The current codebase goes beyond CSV cleanup and adds practical production data checks.

profile() for nulls, duplicate rows, uniqueness, whitespace, semantic hints, memory usage, and cleaning suggestions
suggest_cleaning() and auto_clean() for safe or strict cleanup workflows
Schema, Field, and validation helpers for row-level data contract failures
CSV hardening for quoted multiline records, duplicate headers, non-UTF-8 encodings, and clearer Python exceptions
Python 3.13 classifier and CI coverage alongside existing supported versions

v1.0.x Released

The foundation release establishing Arnio as a production-ready library.

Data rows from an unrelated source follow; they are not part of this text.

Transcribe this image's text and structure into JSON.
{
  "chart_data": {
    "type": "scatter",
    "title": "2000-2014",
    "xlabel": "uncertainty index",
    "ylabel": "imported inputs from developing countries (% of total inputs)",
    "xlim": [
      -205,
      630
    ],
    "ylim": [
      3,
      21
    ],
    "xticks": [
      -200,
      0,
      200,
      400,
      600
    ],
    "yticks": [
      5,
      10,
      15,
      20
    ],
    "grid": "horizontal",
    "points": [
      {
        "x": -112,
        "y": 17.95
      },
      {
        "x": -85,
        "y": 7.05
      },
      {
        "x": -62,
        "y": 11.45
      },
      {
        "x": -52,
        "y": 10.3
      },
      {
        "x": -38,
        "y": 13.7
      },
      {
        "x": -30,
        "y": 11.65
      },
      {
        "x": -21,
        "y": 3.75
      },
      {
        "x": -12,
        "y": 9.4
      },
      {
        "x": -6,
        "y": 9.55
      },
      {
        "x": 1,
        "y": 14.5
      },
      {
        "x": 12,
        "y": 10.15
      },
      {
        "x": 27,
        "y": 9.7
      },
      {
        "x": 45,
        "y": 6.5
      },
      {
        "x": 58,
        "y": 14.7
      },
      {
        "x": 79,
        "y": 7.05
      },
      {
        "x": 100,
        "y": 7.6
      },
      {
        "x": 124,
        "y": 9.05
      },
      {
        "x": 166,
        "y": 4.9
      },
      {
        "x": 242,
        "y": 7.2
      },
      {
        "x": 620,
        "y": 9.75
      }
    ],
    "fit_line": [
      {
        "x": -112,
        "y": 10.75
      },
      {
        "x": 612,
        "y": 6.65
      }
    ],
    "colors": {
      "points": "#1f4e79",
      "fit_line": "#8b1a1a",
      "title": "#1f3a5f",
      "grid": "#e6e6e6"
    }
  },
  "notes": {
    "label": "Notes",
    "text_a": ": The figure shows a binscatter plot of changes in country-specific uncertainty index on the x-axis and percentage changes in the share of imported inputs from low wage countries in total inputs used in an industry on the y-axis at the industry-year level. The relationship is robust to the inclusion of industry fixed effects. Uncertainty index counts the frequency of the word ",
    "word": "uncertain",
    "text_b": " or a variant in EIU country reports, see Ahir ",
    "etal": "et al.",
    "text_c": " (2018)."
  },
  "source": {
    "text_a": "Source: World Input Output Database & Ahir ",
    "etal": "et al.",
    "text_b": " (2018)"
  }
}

Cross-platform pre-compiled wheels via cibuildwheel — Windows, Linux (manylinux), macOS (Intel & Apple Silicon)
Google Colab compatibility out of the box
Production-grade packaging — resolved ModuleNotFoundError issues
Fully automated PyPI publishing pipeline via Trusted Publishing
CI/CD for Python 3.9–3.13 across all platforms
Stable public API marked "Production/Stable"
Zero-copy to_pandas() via NumPy buffer interfaces
Custom exception hierarchy: ArnioError, UnknownStepError, CsvReadError, TypeCastError
Pure-Python step registration via register_step()

Next Active Development

The primary engineering goal: match or exceed pandas execution speed on the standard benchmark.

Hash-based drop_duplicates — replace O(n²) naive comparison with O(n) hash deduplication
In-place strip_whitespace — eliminate unnecessary string copies
Optimize columnar iteration patterns in C++
Benchmark-driven development with CI-integrated regression detection

This is where contributors make the biggest impact

If you're comfortable with C++, optimizing these two functions is the single highest-value contribution you can make. See open issues.

Scaling Planned

Scaling Arnio to handle files that don't fit in memory, and expanding beyond CSV.